Data Visualization with Seaborn
4. Data Visualization Techniques
Seaborn is a statistical data visualization library built on top of Matplotlib. It provides a high-level interface for drawing attractive and informative statistical graphics. In this lesson, you'll explore advanced plotting techniques using Seaborn.
Seaborn's Statistical Plot Types
Seaborn offers several specialized plot types for visualizing statistical relationships. Let's explore some of these:
1. KDE (Kernel Density Estimation) Plot
KDE plots are used to visualize the distribution of a dataset:
import seaborn as sns
import matplotlib.pyplot as plt
import numpy as np
plt.switch_backend('Agg')
# Generate data
data = np.random.multivariate_normal([0, 0], [[1, .5], [.5, 1]], size=200)
x, y = data.T
# Create KDE plot
sns.set_style("whitegrid")
plt.figure(figsize=(10, 6))
sns.kdeplot(x=x, y=y, cmap="viridis", shade=True, cbar=True)
plt.title("2D Kernel Density Estimation")
plt.xlabel("X")
plt.ylabel("Y")
plt.show()
print("Plot created successfully.")
2. Pair Plot
Pair plots are useful for exploring relationships between multiple variables:
import seaborn as sns
import matplotlib.pyplot as plt
plt.switch_backend('Agg')
# Load dataset
iris = sns.load_dataset("iris")
# Create pair plot
sns.set_style("ticks")
plt.figure(figsize=(12, 10))
sns.pairplot(iris, hue="species", markers=["o", "s", "D"])

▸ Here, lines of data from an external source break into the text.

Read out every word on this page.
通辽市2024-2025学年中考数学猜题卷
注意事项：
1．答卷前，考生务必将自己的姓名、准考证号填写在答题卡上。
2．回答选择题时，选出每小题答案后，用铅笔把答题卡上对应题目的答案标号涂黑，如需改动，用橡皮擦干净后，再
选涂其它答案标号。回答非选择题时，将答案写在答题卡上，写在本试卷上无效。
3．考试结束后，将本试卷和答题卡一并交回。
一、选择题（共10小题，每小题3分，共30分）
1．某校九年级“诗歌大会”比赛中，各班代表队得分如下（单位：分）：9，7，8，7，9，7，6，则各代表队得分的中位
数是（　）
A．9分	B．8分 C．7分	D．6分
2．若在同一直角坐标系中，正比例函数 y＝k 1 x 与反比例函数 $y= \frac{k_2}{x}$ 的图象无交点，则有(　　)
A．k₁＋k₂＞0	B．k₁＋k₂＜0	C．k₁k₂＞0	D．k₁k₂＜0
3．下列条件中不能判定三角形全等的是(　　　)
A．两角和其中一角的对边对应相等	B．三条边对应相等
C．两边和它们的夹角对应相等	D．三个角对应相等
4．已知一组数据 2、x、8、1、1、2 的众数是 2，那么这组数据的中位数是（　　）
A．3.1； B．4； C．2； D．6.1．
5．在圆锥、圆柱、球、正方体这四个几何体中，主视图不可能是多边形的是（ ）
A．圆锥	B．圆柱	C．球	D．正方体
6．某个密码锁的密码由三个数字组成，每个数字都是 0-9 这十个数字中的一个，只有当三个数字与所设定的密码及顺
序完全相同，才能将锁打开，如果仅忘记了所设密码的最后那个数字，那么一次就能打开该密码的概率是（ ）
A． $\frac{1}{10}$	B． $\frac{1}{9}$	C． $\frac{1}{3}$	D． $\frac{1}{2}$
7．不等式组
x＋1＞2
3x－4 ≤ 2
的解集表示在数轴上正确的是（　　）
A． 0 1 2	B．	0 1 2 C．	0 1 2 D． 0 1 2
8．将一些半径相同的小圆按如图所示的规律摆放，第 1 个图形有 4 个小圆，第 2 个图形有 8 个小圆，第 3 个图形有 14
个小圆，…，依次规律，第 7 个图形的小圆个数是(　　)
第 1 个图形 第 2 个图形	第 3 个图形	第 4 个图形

plt.suptitle("Iris Dataset - Pair Plot", y=1.02)
plt.show()
print("Plot created successfully.")
3. Categorical Plot: Swarm Plot
Swarm plots are a combination of strip plot and violin plot, showing the distribution of values in a categorical variable:
import seaborn as sns
import matplotlib.pyplot as plt
plt.switch_backend('Agg')
# Load dataset
tips = sns.load_dataset("tips")
# Create swarm plot
sns.set_style("whitegrid")
plt.figure(figsize=(12, 6))
sns.swarmplot(x="day", y="total_bill", hue="sex", data=tips, palette="Set3")
plt.title("Distribution of Total Bill by Day and Gender")
plt.xlabel("Day of the Week")
plt.ylabel("Total Bill ($)")
plt.show()
print("Plot created successfully.")
Key Seaborn Features
1. Built-in Datasets: Seaborn comes with several built-in datasets for easy exploration.
2. Statistical Estimation: Many Seaborn plots incorporate statistical estimations by default.
3. Aesthetics: Seaborn provides beautiful default styles and color palettes.
4. Categorical Data: Specialized plots for visualizing categorical data relationships.
5. Integration with Pandas: Seamless integration with Pandas DataFrames for easy plotting.
Practice Exercises
Now it's time to apply what you've learned about Seaborn!
Exercise 1: Create a Violin Plot
Using the 'titanic' dataset, create a violin plot to show the distribution of age for each passenger class.
- Data Loading: Load the 'titanic' dataset using Seaborn.
- Violin Plot Creation: Use sns.violinplot() to create the plot.
- Customization: Add appropriate labels, title, and adjust the figure size.
import seaborn as sns
import matplotlib.pyplot as plt
plt.switch_backend('Agg')
# Load the dataset
titanic = sns.load_dataset("___")
# Create the violin plot
plt.figure(figsize=(12, 6))
sns.___(___) # Add your code here
plt.title("___")
plt.xlabel("___")
plt.ylabel("___")
plt.show()
print("Plot created successfully.")
# Your interpretation here:
interpretation = "___" # Replace with your interpretation of the plot
print(interpretation)
Exercise 2: Create a Heatmap
Using the 'flights' dataset, create a heatmap to visualize the average number of passengers for each month across different years.
- Data Preparation: Load the 'flights' dataset and pivot it to create a matrix.
- Heatmap Creation: Use sns.heatmap() to create the heatmap.
- Customization: Add a color bar, labels, and title to the heatmap.
import seaborn as sns
import matplotlib.pyplot as plt
plt.switch_backend('Agg')
# Load and prepare the data
flights = sns.load_dataset("flights")
flights_pivot = flights.pivot("___", "___", "___")
# Create the heatmap
plt.figure(figsize=(12, 8))
sns.___(___) # Add your code here
plt.title("___")
plt.show()
print("Plot created successfully.")
# Your analysis here:
analysis = "___" # Replace with your analysis of the heatmap
print(analysis)
Summary
Seaborn provides powerful tools for creating informative and aesthetically pleasing statistical visualizations. By leveraging its high-level interface and integration with Pandas, you can quickly explore and communicate complex data relationships. Continue practicing with different Seaborn plot types and customization options to enhance your data visualization skills and effectively convey insights from your data.